BEIJING (Reuters) - Chinese Premier Wen Jiabao said his government has scored initial success in taming inflation, and told banks to lend more to small firms and tolerate high levels of bad debt from them, official media reported on Wednesday.
Wen made the remarks while visiting Zhejiang province in eastern China, where reports have said a string of private entrepreneurs starved of formal bank credit have gone into hiding to avoid repaying high-interest informal loans.
Wen said despite those strains and a worrisome international economic outlook, China’s economy is “basically in good shape,” the state-run Xinhua news agency reported.
China had tilted fiscal policy more toward cooling price rises and has “tentatively contained the trend toward excessively fast price rises, with the economy maintaining stable and relatively fast growth,” said Wen.
China’s annual inflation rate eased to 6.2 percent in August from a three-year high of 6.5 percent in July. It is widely expected to cool for the rest of 2011, though it may remain elevated.
Wen did not mention fleeing businessmen in his published remarks, but the problem appeared to lie behind his calls for regulators to ensure banks lend more to small and medium-sized firms and also get a tighter grip on informal credit.
“Small and medium-sized businesses play an irreplaceable role in expanding employment and promoting growth,” said Wen, according to a Xinhua news agency account of his visit to Zhejiang on Monday and Tuesday.

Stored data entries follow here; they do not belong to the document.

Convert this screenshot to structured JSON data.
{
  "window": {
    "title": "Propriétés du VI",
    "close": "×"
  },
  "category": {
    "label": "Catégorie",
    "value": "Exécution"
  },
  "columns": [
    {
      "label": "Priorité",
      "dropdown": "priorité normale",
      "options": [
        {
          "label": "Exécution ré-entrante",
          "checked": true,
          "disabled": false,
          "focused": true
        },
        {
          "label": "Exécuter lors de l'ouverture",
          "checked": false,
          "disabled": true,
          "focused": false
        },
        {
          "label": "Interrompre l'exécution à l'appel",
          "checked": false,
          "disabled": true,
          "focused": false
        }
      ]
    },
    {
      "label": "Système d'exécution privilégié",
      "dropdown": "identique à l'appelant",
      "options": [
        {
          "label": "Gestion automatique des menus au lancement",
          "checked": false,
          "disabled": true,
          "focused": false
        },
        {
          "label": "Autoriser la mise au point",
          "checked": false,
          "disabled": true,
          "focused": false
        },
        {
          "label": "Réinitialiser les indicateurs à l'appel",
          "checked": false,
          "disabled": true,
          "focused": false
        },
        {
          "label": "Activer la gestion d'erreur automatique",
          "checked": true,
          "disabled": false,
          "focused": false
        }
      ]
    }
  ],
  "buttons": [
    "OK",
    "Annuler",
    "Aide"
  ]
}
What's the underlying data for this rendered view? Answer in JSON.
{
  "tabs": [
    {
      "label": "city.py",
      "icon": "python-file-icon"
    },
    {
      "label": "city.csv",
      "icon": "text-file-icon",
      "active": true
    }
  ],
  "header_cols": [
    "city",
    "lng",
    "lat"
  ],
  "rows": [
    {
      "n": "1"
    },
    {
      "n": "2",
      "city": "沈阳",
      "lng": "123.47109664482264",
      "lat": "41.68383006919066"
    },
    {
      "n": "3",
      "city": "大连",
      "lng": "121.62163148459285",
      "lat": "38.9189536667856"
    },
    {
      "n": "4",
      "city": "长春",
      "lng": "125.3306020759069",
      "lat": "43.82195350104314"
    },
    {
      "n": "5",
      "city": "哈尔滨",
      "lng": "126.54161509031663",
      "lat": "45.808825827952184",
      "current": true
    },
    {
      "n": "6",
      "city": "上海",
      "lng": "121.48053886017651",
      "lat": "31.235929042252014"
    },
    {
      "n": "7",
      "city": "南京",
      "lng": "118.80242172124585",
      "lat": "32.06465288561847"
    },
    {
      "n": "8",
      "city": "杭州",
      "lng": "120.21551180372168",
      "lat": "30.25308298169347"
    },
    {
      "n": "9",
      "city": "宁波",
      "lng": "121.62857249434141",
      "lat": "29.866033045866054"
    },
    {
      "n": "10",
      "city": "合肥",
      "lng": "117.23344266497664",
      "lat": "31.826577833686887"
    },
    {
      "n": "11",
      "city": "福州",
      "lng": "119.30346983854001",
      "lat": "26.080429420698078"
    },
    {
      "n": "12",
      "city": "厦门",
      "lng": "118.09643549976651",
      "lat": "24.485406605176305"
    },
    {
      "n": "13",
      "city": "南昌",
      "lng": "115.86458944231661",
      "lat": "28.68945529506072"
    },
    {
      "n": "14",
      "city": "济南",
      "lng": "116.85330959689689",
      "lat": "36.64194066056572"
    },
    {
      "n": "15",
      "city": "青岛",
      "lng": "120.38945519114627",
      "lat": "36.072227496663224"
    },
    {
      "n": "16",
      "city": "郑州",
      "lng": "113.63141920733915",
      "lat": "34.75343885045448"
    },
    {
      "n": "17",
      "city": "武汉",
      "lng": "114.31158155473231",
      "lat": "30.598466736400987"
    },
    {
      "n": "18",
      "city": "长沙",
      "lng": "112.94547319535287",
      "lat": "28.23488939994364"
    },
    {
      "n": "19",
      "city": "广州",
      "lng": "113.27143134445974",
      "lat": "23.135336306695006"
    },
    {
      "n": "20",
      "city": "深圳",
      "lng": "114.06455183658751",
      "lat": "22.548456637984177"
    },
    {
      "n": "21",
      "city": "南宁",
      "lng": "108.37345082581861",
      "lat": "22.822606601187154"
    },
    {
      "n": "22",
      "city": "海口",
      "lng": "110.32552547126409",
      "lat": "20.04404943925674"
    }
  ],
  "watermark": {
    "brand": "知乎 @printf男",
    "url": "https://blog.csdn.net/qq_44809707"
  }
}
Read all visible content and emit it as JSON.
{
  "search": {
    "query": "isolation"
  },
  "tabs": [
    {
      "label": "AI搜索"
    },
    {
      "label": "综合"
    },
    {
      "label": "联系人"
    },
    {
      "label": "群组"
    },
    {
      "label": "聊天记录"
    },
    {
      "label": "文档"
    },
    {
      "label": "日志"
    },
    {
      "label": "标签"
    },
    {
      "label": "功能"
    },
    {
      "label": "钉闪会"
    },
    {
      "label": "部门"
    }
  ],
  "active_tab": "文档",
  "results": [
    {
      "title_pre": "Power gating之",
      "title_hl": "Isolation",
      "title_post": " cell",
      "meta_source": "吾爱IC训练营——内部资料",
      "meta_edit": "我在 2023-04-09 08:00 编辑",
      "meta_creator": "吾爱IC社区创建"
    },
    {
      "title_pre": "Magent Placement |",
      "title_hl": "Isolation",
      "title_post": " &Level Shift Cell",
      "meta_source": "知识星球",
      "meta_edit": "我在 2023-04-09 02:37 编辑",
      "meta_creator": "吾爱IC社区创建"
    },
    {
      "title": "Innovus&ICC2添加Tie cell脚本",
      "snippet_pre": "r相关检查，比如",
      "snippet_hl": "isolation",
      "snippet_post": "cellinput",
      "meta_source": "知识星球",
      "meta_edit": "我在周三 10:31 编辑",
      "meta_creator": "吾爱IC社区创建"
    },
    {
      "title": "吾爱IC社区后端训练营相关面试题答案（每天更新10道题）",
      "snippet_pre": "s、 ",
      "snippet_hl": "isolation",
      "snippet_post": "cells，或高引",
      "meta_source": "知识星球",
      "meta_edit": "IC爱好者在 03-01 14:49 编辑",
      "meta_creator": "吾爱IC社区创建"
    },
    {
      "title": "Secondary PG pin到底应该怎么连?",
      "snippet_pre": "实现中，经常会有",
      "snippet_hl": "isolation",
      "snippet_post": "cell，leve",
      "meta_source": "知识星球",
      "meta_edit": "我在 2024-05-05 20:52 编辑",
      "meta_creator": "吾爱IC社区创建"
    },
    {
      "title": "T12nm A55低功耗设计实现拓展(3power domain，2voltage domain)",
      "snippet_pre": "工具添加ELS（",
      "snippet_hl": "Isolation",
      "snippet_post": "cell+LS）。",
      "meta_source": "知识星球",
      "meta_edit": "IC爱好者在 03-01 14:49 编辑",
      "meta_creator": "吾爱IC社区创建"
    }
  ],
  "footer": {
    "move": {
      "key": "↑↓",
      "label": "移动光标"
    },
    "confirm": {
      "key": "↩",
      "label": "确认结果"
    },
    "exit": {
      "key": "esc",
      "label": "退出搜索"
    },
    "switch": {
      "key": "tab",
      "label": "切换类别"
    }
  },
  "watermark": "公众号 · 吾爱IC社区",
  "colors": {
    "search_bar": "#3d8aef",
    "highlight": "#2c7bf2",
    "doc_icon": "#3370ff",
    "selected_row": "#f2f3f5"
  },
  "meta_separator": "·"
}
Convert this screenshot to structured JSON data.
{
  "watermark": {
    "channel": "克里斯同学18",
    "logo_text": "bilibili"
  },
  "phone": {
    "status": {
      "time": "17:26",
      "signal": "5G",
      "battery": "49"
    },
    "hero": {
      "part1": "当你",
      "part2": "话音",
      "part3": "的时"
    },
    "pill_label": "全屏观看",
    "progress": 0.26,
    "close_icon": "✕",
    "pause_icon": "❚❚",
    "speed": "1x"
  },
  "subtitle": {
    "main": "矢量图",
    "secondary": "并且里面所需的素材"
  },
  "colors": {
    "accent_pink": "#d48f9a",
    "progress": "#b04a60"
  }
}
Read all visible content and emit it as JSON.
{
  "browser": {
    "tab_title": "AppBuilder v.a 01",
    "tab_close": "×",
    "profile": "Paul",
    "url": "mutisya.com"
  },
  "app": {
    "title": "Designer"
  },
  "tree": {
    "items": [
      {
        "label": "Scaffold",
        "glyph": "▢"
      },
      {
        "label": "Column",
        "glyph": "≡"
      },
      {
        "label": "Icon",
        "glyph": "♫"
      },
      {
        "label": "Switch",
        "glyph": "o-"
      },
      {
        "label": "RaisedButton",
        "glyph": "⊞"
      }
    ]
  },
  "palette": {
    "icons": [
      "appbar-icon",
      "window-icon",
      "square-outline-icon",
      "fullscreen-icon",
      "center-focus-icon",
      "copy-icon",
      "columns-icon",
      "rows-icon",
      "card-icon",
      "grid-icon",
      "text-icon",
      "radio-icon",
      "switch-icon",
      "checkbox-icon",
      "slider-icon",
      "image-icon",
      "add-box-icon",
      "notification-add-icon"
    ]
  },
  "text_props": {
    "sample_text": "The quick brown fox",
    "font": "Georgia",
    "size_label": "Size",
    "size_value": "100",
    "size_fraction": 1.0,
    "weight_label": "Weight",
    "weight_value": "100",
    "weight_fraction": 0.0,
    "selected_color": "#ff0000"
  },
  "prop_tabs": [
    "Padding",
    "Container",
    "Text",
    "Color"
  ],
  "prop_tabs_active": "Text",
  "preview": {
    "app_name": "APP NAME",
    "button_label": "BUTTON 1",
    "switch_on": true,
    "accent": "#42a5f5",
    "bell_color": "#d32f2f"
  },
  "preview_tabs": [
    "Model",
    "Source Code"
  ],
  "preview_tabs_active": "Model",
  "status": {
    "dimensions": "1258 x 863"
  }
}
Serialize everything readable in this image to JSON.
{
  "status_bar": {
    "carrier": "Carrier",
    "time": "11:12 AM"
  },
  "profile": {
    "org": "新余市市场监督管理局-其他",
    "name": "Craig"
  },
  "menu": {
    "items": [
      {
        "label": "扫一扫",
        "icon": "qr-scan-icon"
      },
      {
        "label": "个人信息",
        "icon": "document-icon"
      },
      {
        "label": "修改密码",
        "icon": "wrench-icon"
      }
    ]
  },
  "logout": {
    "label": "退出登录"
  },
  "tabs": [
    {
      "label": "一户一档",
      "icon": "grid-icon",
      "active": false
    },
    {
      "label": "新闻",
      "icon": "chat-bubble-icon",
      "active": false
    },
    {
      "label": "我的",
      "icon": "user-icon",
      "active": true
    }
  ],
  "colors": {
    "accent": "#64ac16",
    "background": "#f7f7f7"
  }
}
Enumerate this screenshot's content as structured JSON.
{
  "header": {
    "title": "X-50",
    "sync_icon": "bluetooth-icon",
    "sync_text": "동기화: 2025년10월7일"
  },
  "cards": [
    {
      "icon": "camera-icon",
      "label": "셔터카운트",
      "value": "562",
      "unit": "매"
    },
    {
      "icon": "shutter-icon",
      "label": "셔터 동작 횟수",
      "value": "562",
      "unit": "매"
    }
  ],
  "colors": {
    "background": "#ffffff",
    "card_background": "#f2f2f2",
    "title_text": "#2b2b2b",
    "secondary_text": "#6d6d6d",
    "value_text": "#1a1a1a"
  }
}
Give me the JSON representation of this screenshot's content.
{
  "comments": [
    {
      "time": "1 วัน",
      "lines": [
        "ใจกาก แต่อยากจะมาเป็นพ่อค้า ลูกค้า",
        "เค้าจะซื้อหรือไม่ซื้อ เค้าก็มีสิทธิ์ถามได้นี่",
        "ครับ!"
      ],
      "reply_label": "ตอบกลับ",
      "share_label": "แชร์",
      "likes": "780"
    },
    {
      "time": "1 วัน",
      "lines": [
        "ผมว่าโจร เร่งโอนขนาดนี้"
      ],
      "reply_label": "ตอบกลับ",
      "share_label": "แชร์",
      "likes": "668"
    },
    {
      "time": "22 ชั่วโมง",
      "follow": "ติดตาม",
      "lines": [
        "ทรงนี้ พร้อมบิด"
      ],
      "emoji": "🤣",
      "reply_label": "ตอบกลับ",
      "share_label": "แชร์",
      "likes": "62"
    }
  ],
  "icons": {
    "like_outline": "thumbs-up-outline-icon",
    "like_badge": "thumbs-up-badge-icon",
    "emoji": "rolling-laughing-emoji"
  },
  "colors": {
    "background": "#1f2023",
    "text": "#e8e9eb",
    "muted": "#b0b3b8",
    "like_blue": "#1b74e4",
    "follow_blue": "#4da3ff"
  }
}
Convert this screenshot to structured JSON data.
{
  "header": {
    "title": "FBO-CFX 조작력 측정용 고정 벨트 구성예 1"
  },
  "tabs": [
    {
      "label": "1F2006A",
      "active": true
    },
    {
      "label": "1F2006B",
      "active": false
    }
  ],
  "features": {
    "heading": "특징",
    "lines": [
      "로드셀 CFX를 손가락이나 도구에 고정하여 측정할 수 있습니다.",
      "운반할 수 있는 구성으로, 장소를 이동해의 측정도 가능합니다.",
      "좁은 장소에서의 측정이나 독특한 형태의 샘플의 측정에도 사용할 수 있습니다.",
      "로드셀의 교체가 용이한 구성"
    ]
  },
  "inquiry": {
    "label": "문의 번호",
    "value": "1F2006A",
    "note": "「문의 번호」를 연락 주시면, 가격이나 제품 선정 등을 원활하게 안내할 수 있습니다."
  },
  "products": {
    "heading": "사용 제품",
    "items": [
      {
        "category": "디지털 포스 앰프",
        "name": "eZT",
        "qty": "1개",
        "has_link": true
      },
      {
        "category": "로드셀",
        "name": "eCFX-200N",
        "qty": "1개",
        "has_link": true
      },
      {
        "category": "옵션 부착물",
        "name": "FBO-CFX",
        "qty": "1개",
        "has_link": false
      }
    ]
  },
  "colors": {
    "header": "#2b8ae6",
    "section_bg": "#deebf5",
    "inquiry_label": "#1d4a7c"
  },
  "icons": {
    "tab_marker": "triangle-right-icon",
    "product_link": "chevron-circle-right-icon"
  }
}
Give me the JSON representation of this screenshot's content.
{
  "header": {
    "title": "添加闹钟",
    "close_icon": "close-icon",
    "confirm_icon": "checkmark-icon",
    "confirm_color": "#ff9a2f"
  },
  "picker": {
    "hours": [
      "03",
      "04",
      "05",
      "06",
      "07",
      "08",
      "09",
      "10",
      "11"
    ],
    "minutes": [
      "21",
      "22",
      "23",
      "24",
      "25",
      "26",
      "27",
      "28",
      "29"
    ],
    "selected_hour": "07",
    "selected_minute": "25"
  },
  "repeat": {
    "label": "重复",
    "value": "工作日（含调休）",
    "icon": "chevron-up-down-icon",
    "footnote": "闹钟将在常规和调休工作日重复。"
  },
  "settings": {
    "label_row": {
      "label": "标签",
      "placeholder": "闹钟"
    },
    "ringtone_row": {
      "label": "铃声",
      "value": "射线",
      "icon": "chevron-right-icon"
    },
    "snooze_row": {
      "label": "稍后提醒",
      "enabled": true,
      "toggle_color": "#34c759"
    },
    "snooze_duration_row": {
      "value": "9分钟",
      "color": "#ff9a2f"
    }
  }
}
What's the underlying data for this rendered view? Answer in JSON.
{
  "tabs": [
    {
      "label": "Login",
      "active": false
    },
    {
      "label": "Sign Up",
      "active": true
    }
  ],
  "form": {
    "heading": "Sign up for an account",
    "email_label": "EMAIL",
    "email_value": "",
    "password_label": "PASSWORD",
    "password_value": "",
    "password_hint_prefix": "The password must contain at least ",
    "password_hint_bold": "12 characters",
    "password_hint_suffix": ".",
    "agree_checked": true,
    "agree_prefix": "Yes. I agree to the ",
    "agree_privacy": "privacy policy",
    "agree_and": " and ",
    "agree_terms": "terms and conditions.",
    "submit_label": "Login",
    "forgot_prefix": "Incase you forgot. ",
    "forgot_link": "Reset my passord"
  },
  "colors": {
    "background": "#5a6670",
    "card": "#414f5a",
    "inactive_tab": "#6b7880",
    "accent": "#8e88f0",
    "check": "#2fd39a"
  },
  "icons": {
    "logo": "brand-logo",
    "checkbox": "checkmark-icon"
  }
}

The government must “improve incentives and barriers to encourage all kinds of financial institutions to provide better financial services to small businesses,” said Wen, who added that there should be clear demands for the amount of bank credit that goes to such smaller businesses.
“Raise the level of tolerance of non-performing loans from small and medium-sized enterprises,” Wen also said.
Wen’s demand that banks do more to help smaller private businesses underscored the growing sensitivity of tight credit controls and Chinese banks’ general preference to lend to bigger firms, especially state-owned ones.
Many cash-strapped firms have been unable to borrow from banks during a credit clampdown by Beijing, and some have turned to China’s underground lending market, which pools money from individuals and firms and lends it out at annual interest rates as high as 100 percent.
Such high informal rates, more than 15 times China’s benchmark lending rates, have pushed some firms beyond the limit, especially in Zhejiang province, a hub of private enterprise.
According to local media reports, the private lending rates, set at between 6-10 percent a month, have driven some smaller property developers into bankruptcy and triggered a string of Chinese entrepreneurs to go into hiding to avoid repaying loans.
Outstanding private loans in Wenzhou, a coastal business city in Zhejiang, rose to 110 billion yuan ($17.2 billion) this year, up from 80 billion last year, according to Chinese central bank estimates.
Wen also demanded tighter controls on informal lending. But the premier stopped short of outright condemning all non-bank loans.
He told officials to “effectively prevent financial risks,” said Xinhua.
“We must strengthen oversight of private lending, and leading it into the daylight so that it can develop in a regulated way and play its positive role,” said Wen.
“Vigorously clean up to restore financial order, and take effective measures to stamp out the trend toward usurious loans, and use the law to attack illegal fund collection,” he also said.